Oncocare Cancer Treatment Centre is a cancer treatment clinic in Harare. Founded in 2016, Oncocare offers radiation treatment, chemotherapy and treatment support, and has a specialist cancer retail pharmacy. Its equipment includes the only digital linear accelerator in Zimbabwe. Oncocare is the only private medical institution in the country exclusively treating cancer.

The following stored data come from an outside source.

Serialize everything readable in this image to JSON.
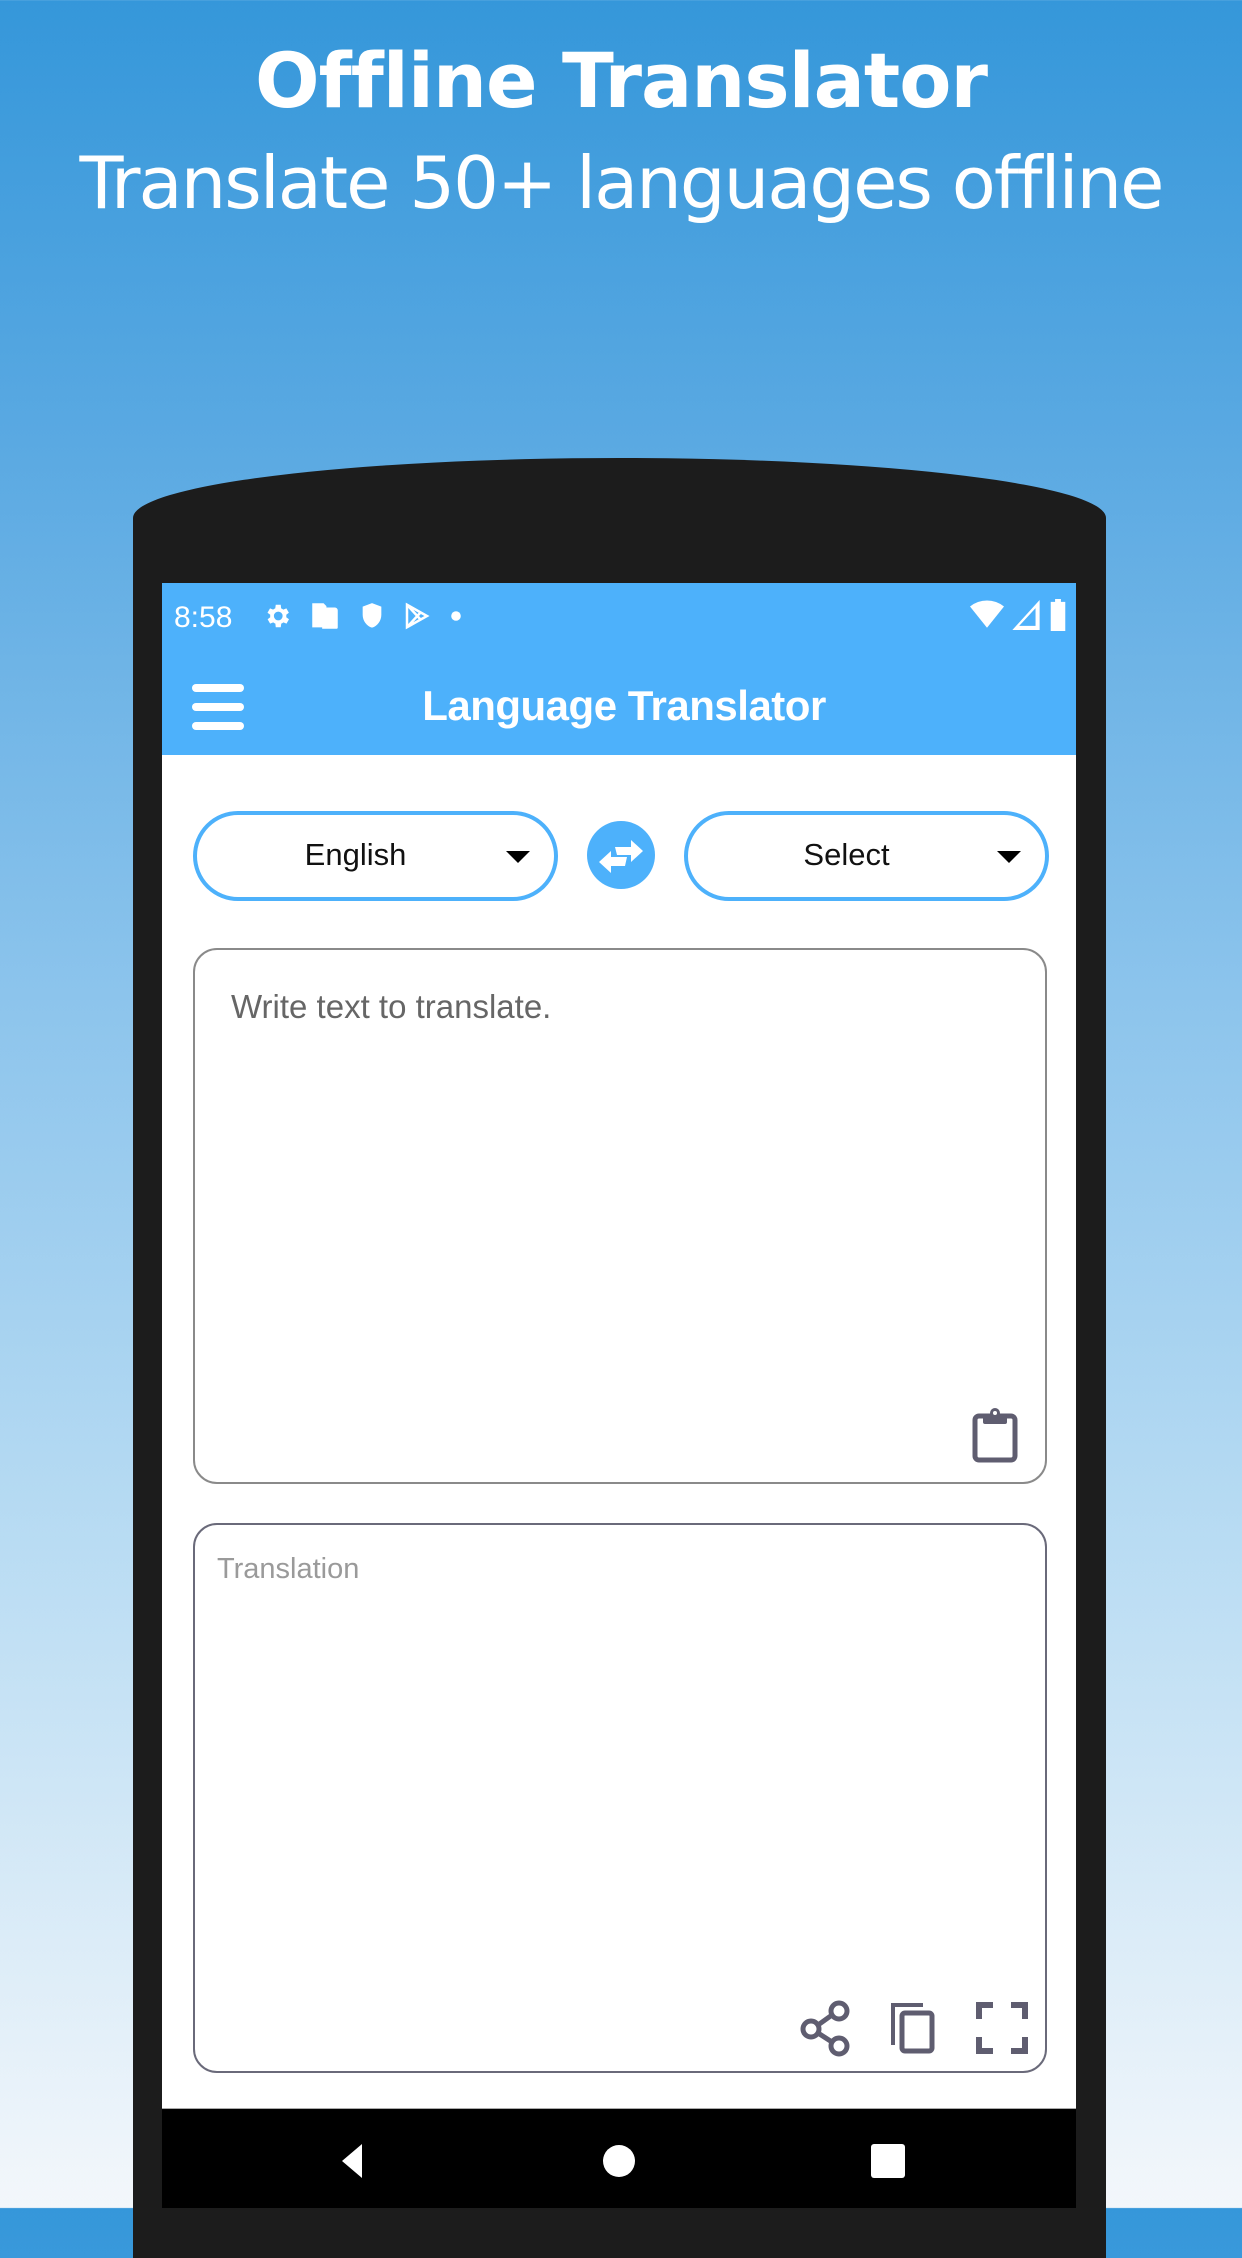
{
  "promo": {
    "title": "Offline Translator",
    "subtitle": "Translate 50+ languages offline"
  },
  "status_bar": {
    "time": "8:58",
    "left_icons": [
      "gear-icon",
      "sd-card-icon",
      "shield-icon",
      "play-store-icon",
      "dot-icon"
    ],
    "right_icons": [
      "wifi-icon",
      "cell-signal-icon",
      "battery-icon"
    ]
  },
  "app_bar": {
    "menu_icon": "hamburger-menu-icon",
    "title": "Language Translator"
  },
  "language_selector": {
    "source": "English",
    "target": "Select",
    "swap_icon": "swap-arrows-icon"
  },
  "input": {
    "placeholder": "Write text to translate.",
    "value": "",
    "paste_icon": "clipboard-icon"
  },
  "output": {
    "placeholder": "Translation",
    "value": "",
    "actions": [
      {
        "name": "share",
        "icon": "share-icon"
      },
      {
        "name": "copy",
        "icon": "copy-icon"
      },
      {
        "name": "fullscreen",
        "icon": "fullscreen-icon"
      }
    ]
  },
  "nav_bar": {
    "buttons": [
      "back",
      "home",
      "recents"
    ]
  },
  "colors": {
    "accent": "#4db1fb",
    "icon_gray": "#5f5d70"
  }
}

==Background and history==

For years, Zimbabwe had been grappling with the shortage of cancer drugs and cancer specialists. It also lacked adequate information on the disease and a cancer policy to guide medical practitioners. The state-run hospitals in Harare and Bulawayo had provided services to cancer patients, but could not afford modern equipment and practices. The national healthcare budget of Zimbabwe is permanently strained because 15% of adult population have HIV.

Oncocare Cancer Treatment Centre was opened in the Newlands suburb of Harare in August 2016. The initial investment was $10 million. Oncocare was the first privately run advanced cancer treatment and screening facility in Zimbabwe.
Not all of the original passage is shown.